This Map Shows Where Planting Trees Would Make Climate Change Worse – Yale Environment 360

E360 Digest
March 27, 2024
A tree planting in the Democratic Republic of the Congo. Axel Fassio / CIFOR
Though oft touted as a fix for climate change, planting trees could, in some regions, make warming more severe, a new study finds.
Trees draw down carbon dioxide from the atmosphere, helping to keep warming in check. But their dark, green leaves also absorb heat from sunlight. Snow and sand, by virtue of their light color, reflect more sunlight back into space. As such, trees planted in snowy areas or in the desert will absorb more sunlight than their surroundings, which may negate the climate benefits of soaking up carbon dioxide.
For a new study, scientists mapped the climate impact of tree planting across the globe, determining where it would be most and least beneficial. The study, published in Nature Communications, found that because of their low reflectivity, trees planted in arid, desert regions or in the snowy Arctic would, on balance, worsen warming.
Regions where tree planting would curb warming on balance are shaded in blue, while regions where tree planting would intensify warming are shaded in red. Hasler, et al.
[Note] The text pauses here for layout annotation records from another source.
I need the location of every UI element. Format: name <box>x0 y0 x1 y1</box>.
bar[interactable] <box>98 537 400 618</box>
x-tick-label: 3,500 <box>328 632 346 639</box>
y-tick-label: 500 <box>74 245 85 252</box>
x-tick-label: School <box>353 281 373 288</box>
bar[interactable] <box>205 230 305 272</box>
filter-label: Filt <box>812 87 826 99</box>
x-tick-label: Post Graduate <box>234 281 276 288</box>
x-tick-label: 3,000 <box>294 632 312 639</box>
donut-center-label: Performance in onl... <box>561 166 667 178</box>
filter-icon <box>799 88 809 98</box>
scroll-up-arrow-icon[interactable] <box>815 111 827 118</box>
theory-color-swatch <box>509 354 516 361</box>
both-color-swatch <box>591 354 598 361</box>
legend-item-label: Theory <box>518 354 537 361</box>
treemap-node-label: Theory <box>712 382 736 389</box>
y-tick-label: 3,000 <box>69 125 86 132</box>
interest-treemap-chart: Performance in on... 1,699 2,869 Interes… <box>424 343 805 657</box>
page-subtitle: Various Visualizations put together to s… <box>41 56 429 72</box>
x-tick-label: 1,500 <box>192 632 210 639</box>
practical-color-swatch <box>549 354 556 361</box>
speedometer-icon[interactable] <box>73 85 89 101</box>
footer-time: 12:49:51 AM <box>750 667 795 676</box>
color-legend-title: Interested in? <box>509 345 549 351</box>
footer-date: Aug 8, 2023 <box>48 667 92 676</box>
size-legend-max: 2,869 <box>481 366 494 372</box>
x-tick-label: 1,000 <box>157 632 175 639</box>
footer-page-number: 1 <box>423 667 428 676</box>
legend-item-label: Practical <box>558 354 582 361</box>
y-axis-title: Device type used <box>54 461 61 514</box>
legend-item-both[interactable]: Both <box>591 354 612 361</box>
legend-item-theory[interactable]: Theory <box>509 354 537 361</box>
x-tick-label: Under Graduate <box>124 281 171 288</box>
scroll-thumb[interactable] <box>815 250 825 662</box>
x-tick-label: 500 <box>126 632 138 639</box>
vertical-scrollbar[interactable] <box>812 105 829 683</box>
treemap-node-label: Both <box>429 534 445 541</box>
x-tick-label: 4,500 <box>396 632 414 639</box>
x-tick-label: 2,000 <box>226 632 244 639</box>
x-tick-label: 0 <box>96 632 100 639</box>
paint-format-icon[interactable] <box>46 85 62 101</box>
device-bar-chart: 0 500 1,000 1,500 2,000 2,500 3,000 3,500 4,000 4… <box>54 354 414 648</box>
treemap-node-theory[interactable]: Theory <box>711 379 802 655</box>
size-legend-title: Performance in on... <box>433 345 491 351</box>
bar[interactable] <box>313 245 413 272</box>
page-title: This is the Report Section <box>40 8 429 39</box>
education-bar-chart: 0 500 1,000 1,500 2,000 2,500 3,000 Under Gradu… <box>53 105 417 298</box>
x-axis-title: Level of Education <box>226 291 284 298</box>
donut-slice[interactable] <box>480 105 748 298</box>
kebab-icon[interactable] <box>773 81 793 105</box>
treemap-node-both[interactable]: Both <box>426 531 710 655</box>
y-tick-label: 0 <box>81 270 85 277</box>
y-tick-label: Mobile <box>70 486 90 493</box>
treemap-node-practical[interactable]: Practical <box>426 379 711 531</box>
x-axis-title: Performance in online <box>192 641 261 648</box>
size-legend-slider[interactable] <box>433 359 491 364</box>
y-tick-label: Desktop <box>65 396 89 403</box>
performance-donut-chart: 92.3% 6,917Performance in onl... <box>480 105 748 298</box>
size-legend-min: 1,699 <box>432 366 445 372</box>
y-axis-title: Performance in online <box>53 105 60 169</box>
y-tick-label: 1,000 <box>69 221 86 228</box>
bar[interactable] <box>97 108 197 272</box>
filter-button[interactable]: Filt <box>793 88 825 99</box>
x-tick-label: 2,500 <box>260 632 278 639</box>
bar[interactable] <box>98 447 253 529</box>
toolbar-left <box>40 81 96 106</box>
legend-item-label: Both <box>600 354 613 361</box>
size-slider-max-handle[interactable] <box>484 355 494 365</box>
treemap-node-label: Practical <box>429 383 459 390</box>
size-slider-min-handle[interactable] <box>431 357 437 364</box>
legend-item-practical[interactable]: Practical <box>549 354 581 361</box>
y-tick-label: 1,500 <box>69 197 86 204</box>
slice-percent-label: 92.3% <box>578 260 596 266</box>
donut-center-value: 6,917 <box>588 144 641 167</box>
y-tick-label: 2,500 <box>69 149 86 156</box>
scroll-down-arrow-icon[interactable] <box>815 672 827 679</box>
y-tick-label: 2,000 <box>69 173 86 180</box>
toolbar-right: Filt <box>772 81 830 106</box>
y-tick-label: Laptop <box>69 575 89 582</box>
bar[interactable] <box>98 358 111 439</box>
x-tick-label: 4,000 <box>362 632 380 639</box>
The authors say that prior research into tree planting, which looked solely at how much carbon trees would draw down, grossly overstated how much warming plantings could prevent. They say the new study could help direct tree planting to those areas where it will do the most good.
Encouragingly, the new study showed, planting projects now underway or in the pipeline around the globe are largely concentrated in regions where they will help slow warming.